Ph., G.AdC
LE MARCHEUR SÉPARÉ
L’endroit de la mémoire est loin. Certains ne connaissent pas cet endroit et, même s’ils le connaissaient, ils ne sauraient pas s’y rendre. Le chemin qui y mène n’est pas signalé dans les livres. Peut-être même ignorent-ils que la mémoire existe. Venir au monde, pour eux, est un mouvement de disparaître. Ils vont revêtus d’une forme sans forme, d’un regard sans yeux. Ils n’ont pas de repère dans l’immensité où ils sont venus. Ils ne savent pas ce que vivre veut dire. Entre eux et la lumière, une maison, la distance est si longue qu’ils ne peuvent pas la franchir. Entre eux et la parole, la solitude s’interpose. Entre eux et eux-mêmes, l’écart est insurmontable. Entre eux et le jour, il y a la nuit. Ils se tendent vers la nuit. Les jours ne témoignent que de la progression en direction de l’incendie du soir.

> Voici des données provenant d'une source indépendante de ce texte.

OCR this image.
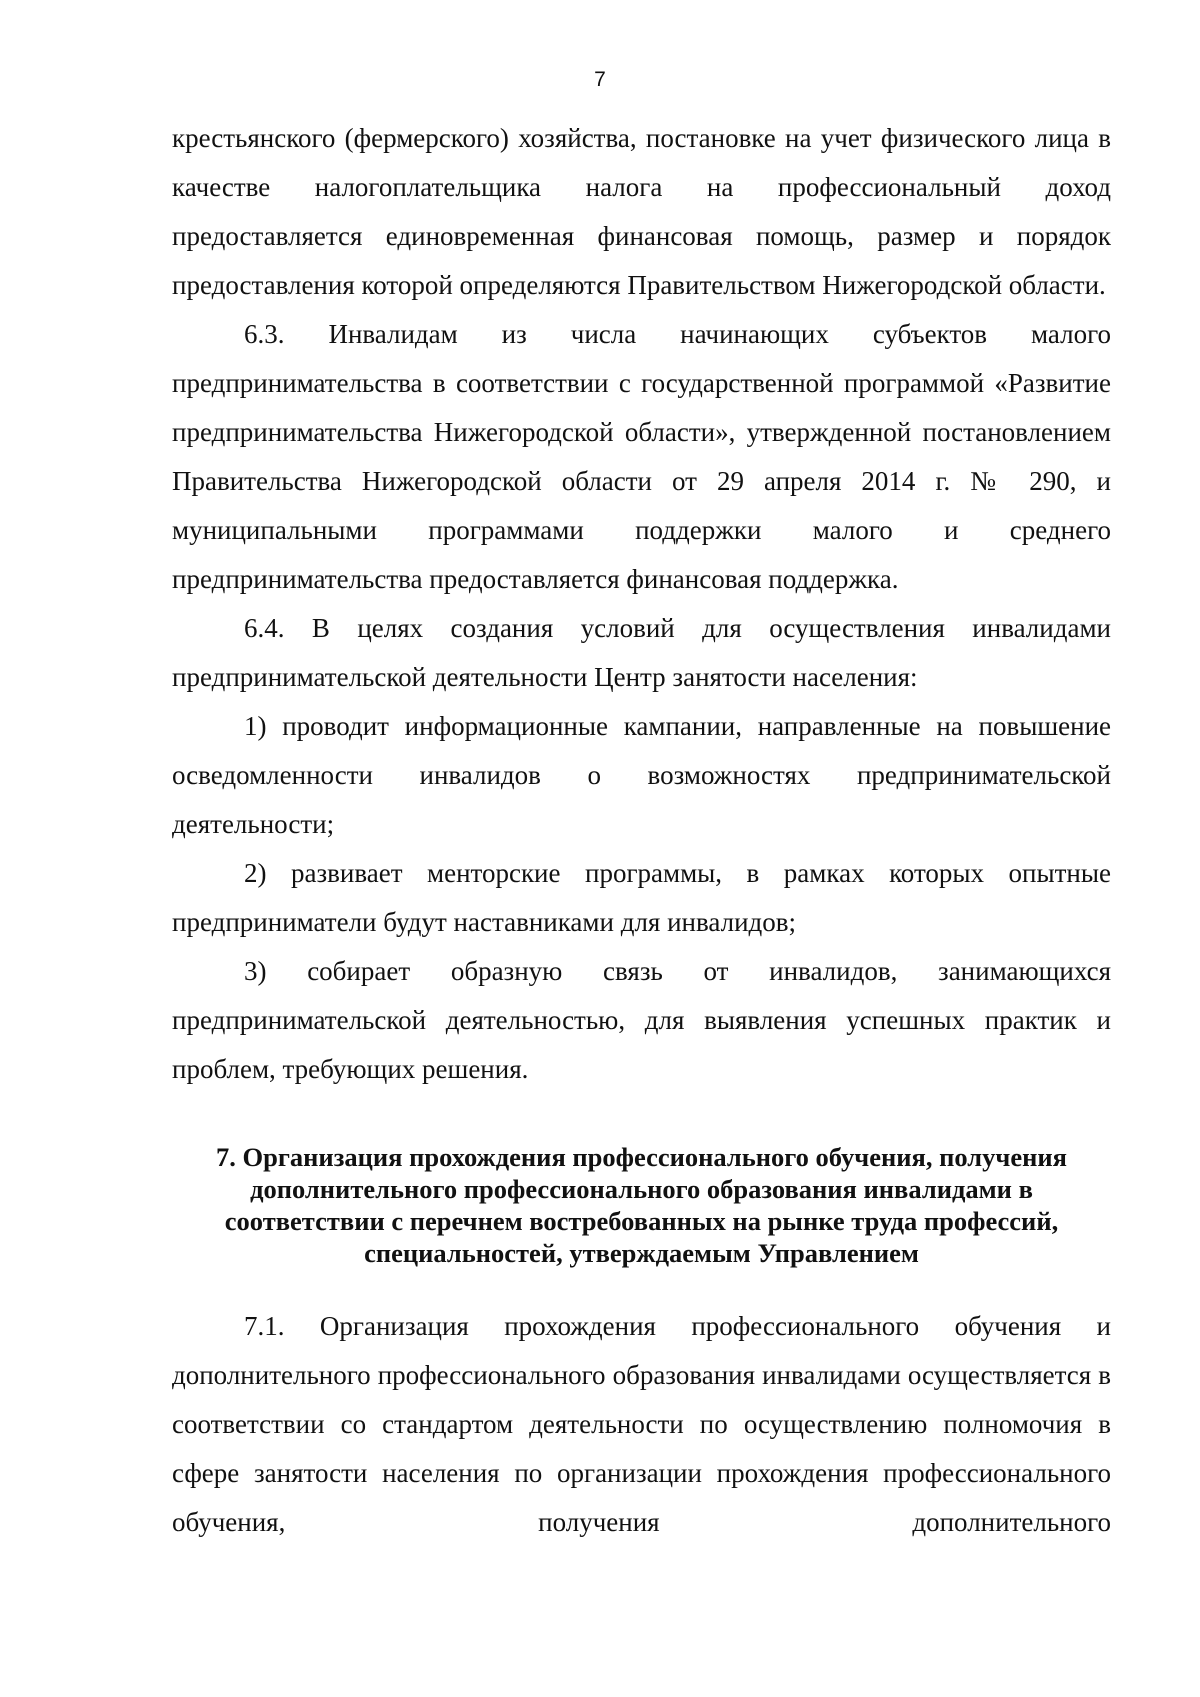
7

крестьянского (фермерского) хозяйства, постановке на учет физического лица в качестве налогоплательщика налога на профессиональный доход предоставляется единовременная финансовая помощь, размер и порядок предоставления которой определяются Правительством Нижегородской области.

6.3. Инвалидам из числа начинающих субъектов малого предпринимательства в соответствии с государственной программой «Развитие предпринимательства Нижегородской области», утвержденной постановлением Правительства Нижегородской области от 29 апреля 2014 г. № 290, и муниципальными программами поддержки малого и среднего предпринимательства предоставляется финансовая поддержка.

6.4. В целях создания условий для осуществления инвалидами предпринимательской деятельности Центр занятости населения:

1) проводит информационные кампании, направленные на повышение осведомленности инвалидов о возможностях предпринимательской деятельности;

2) развивает менторские программы, в рамках которых опытные предприниматели будут наставниками для инвалидов;

3) собирает образную связь от инвалидов, занимающихся предпринимательской деятельностью, для выявления успешных практик и проблем, требующих решения.

7. Организация прохождения профессионального обучения, получения
дополнительного профессионального образования инвалидами в
соответствии с перечнем востребованных на рынке труда профессий,
специальностей, утверждаемым Управлением

7.1. Организация прохождения профессионального обучения и дополнительного профессионального образования инвалидами осуществляется в соответствии со стандартом деятельности по осуществлению полномочия в сфере занятости населения по организации прохождения профессионального обучения, получения дополнительного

Plus que manger ou dormir, le marcheur marche pour échapper à une seconde disparition. Il s’évade : la nuit est dégagement. Il ne s’arrête pas une seule fois, sous aucun prétexte, une pause pouvant le faire reculer et se volatiliser. Il a un objectif : atteindre cette obscurité rayonnante, où le repos n’est plus un danger. Il est étonné d’avoir un nom. Entre lui et ce nom : un bizarre espace vide. Si quelqu’un l’appelle, il l’entend résonner. D’un coup le timbre de sa voix l’habille.
Lorsque nul ne le voit, en cachette, il se remet à le lire et à l’écrire comme s’il était celui de quelqu’un d’autre. Tous les noms sont des noms d’emprunt et viennent d’ailleurs, de n’importe quel voyageur qui se hâte en direction de la nuit. Ni sa forme, ni son ombre, ni son nom ne seront jamais lui: le marcheur séparé ne connaît que la lancée régulière de ses jambes.
Silvia Baron Supervielle, Le Pays de l’écriture, Cahier IV, Éditions du Seuil, 2002, pp. 175-176.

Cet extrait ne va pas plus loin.